Who said all soft synths have to look, work, and sound the same? For better or worse, Gaugear’s interface is like nothing you’ve ever seen.
Gaugear is one of the gems that appeared along with the 5.1 update to Native Instruments Reaktor. (“5.1” to most developers means a bug fix or two, but Native Instruments crammed a surprising number of new and updated instruments and effects into this minor, free update. Go download it now if you haven’t yet.) Believe it or not, there’s a playable monophonic synth behind the glitchy, indecipherable interface. This isn’t just eye candy atop a typical synth (with the exception of the ADSR envelope at left): the sound generation facility involves eight parallel FM/AM pulse oscillators fed through delays and lowpass filters.

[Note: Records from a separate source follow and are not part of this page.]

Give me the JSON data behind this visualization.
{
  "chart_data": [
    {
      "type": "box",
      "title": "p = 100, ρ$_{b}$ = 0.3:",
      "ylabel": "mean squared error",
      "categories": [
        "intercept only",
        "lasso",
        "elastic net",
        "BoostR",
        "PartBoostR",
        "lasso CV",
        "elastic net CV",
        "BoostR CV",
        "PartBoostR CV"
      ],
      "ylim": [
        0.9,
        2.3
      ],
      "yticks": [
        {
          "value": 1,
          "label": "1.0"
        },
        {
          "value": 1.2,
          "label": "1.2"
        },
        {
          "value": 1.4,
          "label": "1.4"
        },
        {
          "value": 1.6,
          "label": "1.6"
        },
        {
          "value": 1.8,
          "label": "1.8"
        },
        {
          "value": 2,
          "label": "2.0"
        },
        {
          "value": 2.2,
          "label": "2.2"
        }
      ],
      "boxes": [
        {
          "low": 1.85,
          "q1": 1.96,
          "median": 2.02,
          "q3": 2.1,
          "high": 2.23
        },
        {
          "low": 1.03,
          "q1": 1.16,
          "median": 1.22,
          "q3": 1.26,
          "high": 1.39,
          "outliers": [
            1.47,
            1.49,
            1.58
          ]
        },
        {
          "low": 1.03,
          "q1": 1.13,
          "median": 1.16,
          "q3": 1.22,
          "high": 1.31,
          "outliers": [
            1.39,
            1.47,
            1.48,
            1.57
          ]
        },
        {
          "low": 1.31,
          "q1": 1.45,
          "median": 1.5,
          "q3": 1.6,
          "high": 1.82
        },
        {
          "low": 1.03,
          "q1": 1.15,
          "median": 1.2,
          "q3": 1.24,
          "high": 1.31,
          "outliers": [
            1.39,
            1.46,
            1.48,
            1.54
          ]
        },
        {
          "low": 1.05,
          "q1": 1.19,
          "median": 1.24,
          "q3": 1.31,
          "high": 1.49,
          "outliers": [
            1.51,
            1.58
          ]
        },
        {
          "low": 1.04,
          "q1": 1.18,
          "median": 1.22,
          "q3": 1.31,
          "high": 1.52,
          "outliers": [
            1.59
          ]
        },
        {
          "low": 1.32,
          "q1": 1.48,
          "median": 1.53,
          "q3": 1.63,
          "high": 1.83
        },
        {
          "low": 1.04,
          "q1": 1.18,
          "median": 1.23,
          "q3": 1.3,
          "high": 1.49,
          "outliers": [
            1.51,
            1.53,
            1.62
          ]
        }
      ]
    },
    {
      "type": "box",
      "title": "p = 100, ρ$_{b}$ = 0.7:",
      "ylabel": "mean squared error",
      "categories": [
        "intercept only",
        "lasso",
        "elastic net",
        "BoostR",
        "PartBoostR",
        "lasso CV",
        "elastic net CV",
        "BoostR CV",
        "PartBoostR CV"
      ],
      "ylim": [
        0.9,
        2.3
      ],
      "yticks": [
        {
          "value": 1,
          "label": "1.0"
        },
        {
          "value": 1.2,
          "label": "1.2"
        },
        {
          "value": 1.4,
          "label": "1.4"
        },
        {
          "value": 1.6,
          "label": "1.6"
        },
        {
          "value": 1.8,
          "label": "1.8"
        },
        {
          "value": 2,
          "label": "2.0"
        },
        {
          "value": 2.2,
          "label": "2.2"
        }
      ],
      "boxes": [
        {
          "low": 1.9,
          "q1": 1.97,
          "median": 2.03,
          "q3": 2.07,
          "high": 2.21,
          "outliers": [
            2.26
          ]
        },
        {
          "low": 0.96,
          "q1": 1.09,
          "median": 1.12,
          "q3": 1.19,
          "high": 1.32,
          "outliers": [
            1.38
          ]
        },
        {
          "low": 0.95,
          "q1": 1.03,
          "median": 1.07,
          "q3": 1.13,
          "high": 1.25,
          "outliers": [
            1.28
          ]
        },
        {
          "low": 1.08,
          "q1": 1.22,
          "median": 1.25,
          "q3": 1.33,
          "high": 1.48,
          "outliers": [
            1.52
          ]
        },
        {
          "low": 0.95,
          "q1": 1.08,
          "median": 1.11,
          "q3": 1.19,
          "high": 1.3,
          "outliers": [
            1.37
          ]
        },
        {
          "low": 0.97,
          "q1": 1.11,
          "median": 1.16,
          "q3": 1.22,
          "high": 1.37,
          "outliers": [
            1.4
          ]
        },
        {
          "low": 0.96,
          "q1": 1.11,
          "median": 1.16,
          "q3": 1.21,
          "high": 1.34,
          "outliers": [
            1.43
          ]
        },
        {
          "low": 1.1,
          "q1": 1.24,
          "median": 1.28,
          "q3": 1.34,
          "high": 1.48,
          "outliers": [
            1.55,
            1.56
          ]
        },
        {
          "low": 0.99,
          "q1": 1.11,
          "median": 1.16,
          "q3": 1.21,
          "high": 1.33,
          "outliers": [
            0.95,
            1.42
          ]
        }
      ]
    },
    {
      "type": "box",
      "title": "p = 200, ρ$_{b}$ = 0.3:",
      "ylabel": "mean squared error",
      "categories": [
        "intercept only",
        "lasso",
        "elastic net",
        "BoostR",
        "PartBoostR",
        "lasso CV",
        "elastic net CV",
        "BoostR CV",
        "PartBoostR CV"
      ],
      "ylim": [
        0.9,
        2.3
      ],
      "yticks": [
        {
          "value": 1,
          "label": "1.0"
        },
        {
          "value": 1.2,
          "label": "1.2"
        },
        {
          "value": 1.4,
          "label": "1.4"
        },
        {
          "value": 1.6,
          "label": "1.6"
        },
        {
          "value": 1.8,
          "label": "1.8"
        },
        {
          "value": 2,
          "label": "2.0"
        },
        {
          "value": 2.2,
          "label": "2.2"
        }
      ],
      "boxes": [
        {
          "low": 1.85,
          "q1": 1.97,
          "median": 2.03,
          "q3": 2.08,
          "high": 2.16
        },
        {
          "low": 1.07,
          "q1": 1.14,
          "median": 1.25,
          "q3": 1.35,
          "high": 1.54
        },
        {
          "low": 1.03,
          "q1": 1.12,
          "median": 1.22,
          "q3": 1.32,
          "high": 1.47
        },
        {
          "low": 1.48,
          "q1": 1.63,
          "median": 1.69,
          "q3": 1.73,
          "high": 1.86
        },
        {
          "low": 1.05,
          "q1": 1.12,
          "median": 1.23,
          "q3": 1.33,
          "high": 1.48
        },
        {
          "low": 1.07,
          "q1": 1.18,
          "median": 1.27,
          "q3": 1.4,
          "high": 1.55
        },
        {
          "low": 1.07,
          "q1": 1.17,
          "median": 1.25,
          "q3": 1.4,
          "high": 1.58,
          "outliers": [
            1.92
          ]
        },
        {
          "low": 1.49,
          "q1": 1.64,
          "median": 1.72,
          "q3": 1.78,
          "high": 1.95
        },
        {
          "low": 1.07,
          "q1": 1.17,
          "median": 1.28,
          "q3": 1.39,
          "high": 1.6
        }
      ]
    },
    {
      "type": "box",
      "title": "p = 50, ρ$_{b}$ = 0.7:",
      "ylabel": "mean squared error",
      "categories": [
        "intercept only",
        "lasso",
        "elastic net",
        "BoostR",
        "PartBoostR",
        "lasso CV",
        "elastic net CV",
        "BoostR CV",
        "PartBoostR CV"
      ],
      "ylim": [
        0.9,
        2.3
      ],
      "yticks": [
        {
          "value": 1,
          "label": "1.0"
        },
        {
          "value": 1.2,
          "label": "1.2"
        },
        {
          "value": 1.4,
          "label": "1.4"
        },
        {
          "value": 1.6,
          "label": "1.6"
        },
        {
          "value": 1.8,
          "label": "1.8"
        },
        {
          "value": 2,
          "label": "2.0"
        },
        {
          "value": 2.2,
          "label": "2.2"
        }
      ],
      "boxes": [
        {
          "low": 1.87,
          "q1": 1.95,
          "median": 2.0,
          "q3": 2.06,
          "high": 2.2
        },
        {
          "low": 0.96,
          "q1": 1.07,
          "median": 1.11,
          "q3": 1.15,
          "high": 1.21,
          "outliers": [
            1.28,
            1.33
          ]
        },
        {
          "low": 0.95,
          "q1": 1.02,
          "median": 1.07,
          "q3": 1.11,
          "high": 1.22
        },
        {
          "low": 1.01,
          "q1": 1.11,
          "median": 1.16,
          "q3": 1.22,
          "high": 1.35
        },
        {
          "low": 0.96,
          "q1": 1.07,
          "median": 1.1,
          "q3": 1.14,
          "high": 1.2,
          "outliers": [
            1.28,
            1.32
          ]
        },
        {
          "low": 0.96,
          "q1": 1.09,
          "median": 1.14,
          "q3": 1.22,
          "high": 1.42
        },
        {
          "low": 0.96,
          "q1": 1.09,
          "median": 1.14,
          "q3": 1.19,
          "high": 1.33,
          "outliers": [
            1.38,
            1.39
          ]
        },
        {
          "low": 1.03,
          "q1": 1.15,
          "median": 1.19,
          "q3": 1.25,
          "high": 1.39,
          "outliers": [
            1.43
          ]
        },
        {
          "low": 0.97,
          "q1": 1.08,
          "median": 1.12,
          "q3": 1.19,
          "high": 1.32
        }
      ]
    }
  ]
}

Now, as with other Reaktor synths and effects, each parameter and control in Gaugear is painstakingly documented . . . but do you really care? The point seems to be to drag those curvy things around, then drag that squiggly thing around which does something else, then move those rectangles around so they look, erm, different, and listen to the sound. Play a note, and wild animations of the sound dance across the screen in response, as seen previously on Reaktor’s visually stunning Skrewell sound generator.
Does it matter that you don’t know what you’re doing? I don’t think so. Many interesting synthesis methods have never been tried (or have fallen by the wayside) because it’s difficult to create a simple, understandable interface. As you delve into these more complex sounds, it often makes sense just to forget everything you know and play with the interface until you get a sound you like. After all, even with a good knowledge of synthesis, a lot of us find our best sounds by accident, by doing something other than what we intended. Gaugear and some of the other Reaktor creations certainly fall into that category. Just remember to hit that Snapshot button. I didn’t, and lost a couple of sounds I couldn’t find again. (Did I have that middle arc here . . . or over here?)
I’ll be continuing this series with a look at some other interfaces that work in similar ways. If you’re tired of looking at banks of knobs on yet another cloned subtractive synth, fear not. Help is on the way.